Fake Solana Bots and Crash Predictors Push Rust Clipboard Hijacker via GitHub, SourceForge, and YouTube
A Rust-based clipboard hijacker campaign is luring cryptocurrency traders and online gamblers with fake sniper bots and crash predictors promoted through GitHub, SourceForge, and AI-generated YouTube content.
Check Point Research has uncovered a sophisticated Rust-based clipboard hijacker campaign that targets cryptocurrency users and online gamblers. The operation, tracked by the researchers, relies on a multi-platform social engineering strategy to distribute malware disguised as legitimate trading tools. The attack begins with a dedicated WordPress phishing page that promotes fake Solana sniper bots, Pump.fun automated trading tools, and Aviator crash-game predictors, all promising unfair advantages to users chasing quick profits.
The threat actor has built an extensive cross-platform ecosystem to lend credibility to these fraudulent tools. At least six GitHub accounts and several SourceForge projects host the malicious binaries, with artificially inflated star counts, forks, and download numbers generated by networks of fake accounts. A YouTube channel featuring AI-generated narrators and suspicious view spikes further reinforces the illusion of legitimacy, alongside coordinated comments that appear to be from real users.
The social engineering extends to VirusTotal, where some samples from this campaign have received benign votes and "safe" comments from fake accounts. This manipulation, combined with the malware's low initial detection rate, creates a misleading impression of safety that can mislead both end users and reputation-based detection systems. Additionally, the actor has promoted these tools through paid or compromised posts on legitimate news websites, placing the malware alongside trusted content.
Once victims download and execute the promised tool, they receive a Rust-based clipboard hijacker compiled for both Windows and macOS. The binary establishes persistence on the infected machine and continuously monitors the system clipboard for strings that match cryptocurrency wallet address patterns. When detected, the malware automatically replaces the victim's intended wallet address with an attacker-controlled address from a large embedded list, redirecting cryptocurrency payments to the threat actor's wallets.
The attacker-controlled wallets have already received multiple transactions, indicating significant illicit gains from the campaign. The researchers estimate that over 5,000 downloads have occurred from GitHub alone, with more than 1,250 of those associated with the macOS version of the Aviator Predictor tool. This demonstrates the campaign's broad reach across both major desktop operating systems and its focus on users who are actively seeking automated trading and gambling advantages.

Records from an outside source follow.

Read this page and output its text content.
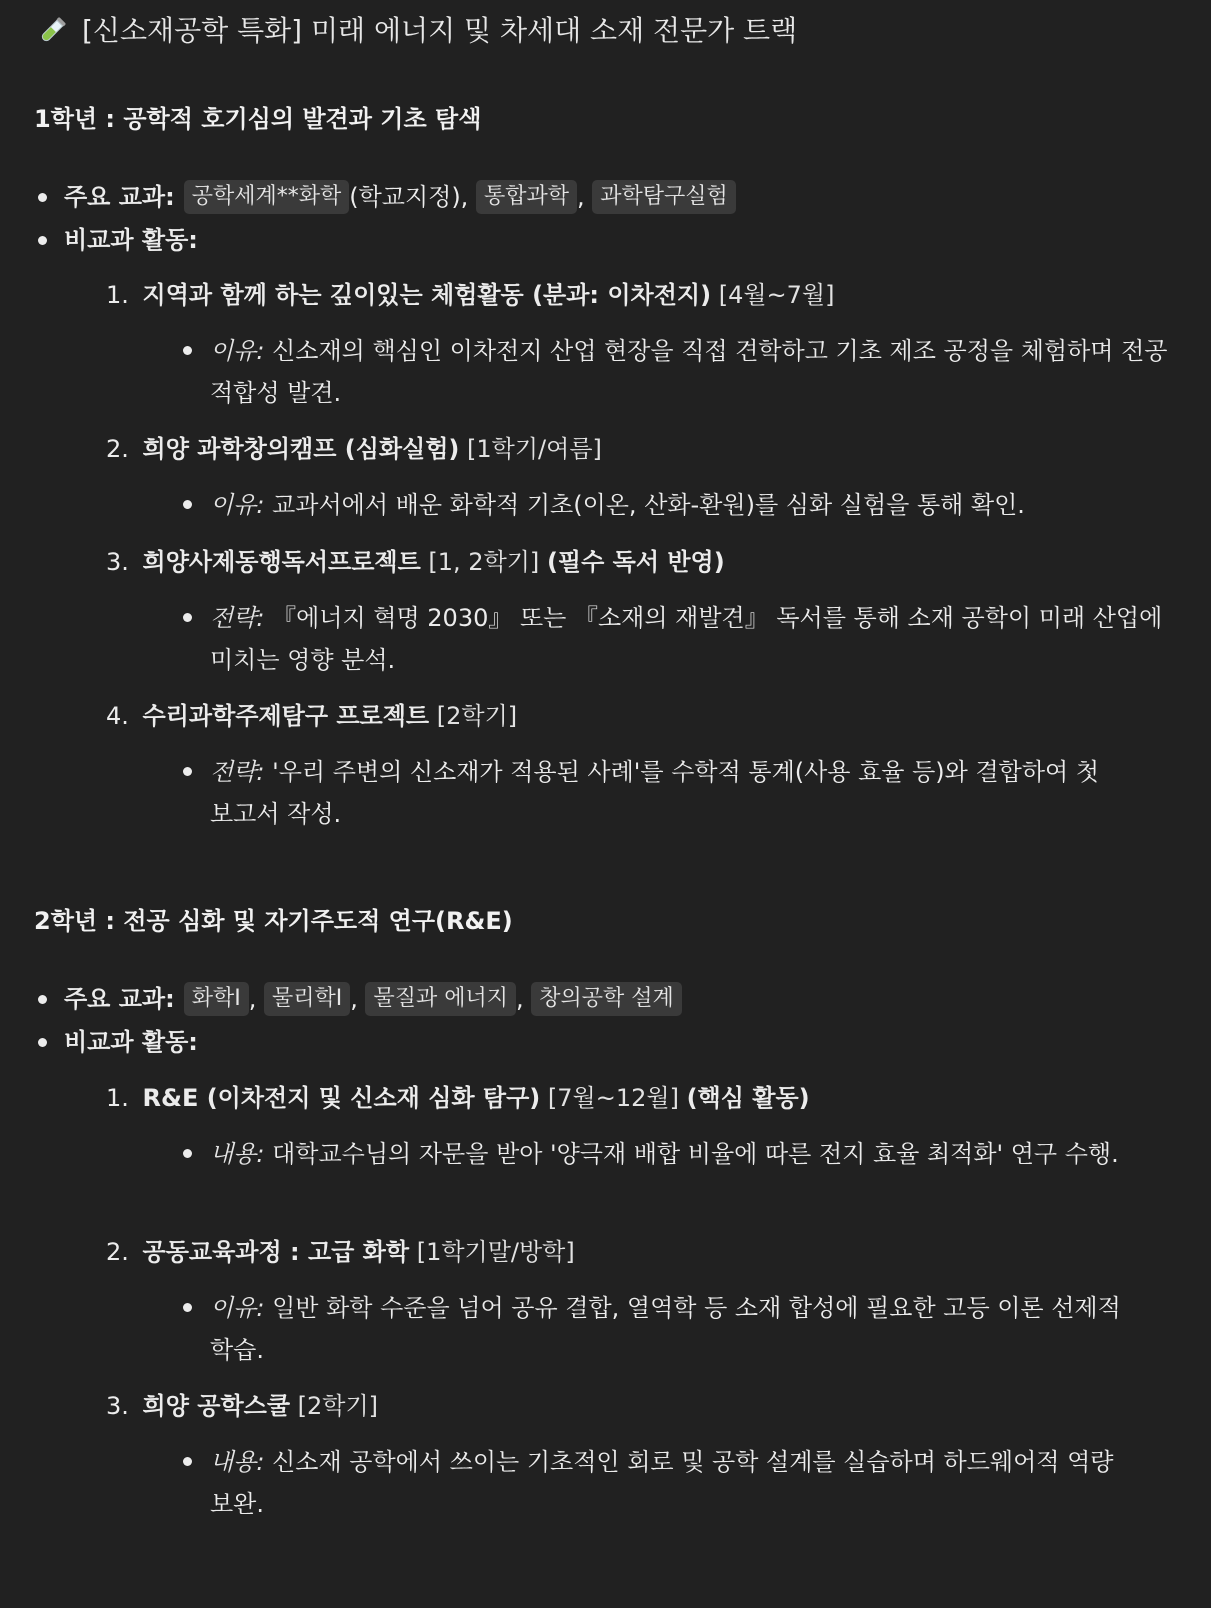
[신소재공학 특화] 미래 에너지 및 차세대 소재 전문가 트랙
1학년 : 공학적 호기심의 발견과 기초 탐색
주요 교과: 공학세계**화학 (학교지정), 통합과학 , 과학탐구실험
비교과 활동:
1. 지역과 함께 하는 깊이있는 체험활동 (분과: 이차전지) [4월~7월]
이유: 신소재의 핵심인 이차전지 산업 현장을 직접 견학하고 기초 제조 공정을 체험하며 전공 적합성 발견.
2. 희양 과학창의캠프 (심화실험) [1학기/여름]
이유: 교과서에서 배운 화학적 기초(이온, 산화-환원)를 심화 실험을 통해 확인.
3. 희양사제동행독서프로젝트 [1, 2학기] (필수 독서 반영)
전략: 『에너지 혁명 2030』 또는 『소재의 재발견』 독서를 통해 소재 공학이 미래 산업에 미치는 영향 분석.
4. 수리과학주제탐구 프로젝트 [2학기]
전략: '우리 주변의 신소재가 적용된 사례'를 수학적 통계(사용 효율 등)와 결합하여 첫 보고서 작성.
2학년 : 전공 심화 및 자기주도적 연구(R&E)
주요 교과: 화학Ⅰ , 물리학Ⅰ , 물질과 에너지 , 창의공학 설계
비교과 활동:
1. R&E (이차전지 및 신소재 심화 탐구) [7월~12월] (핵심 활동)
내용: 대학교수님의 자문을 받아 '양극재 배합 비율에 따른 전지 효율 최적화' 연구 수행.
2. 공동교육과정 : 고급 화학 [1학기말/방학]
이유: 일반 화학 수준을 넘어 공유 결합, 열역학 등 소재 합성에 필요한 고등 이론 선제적 학습.
3. 희양 공학스쿨 [2학기]
내용: 신소재 공학에서 쓰이는 기초적인 회로 및 공학 설계를 실습하며 하드웨어적 역량 보완.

The campaign's multi-platform approach represents an evolution in social engineering tactics for malware distribution. By leveraging fake reputation signals across GitHub, SourceForge, YouTube, and VirusTotal simultaneously, the threat actor creates a convincing veneer of legitimacy that is difficult for users to verify independently. Check Point's research underscores the growing sophistication of cryptocurrency-targeting campaigns and the need for users to vet software sources carefully, particularly when promises of automated profits are involved.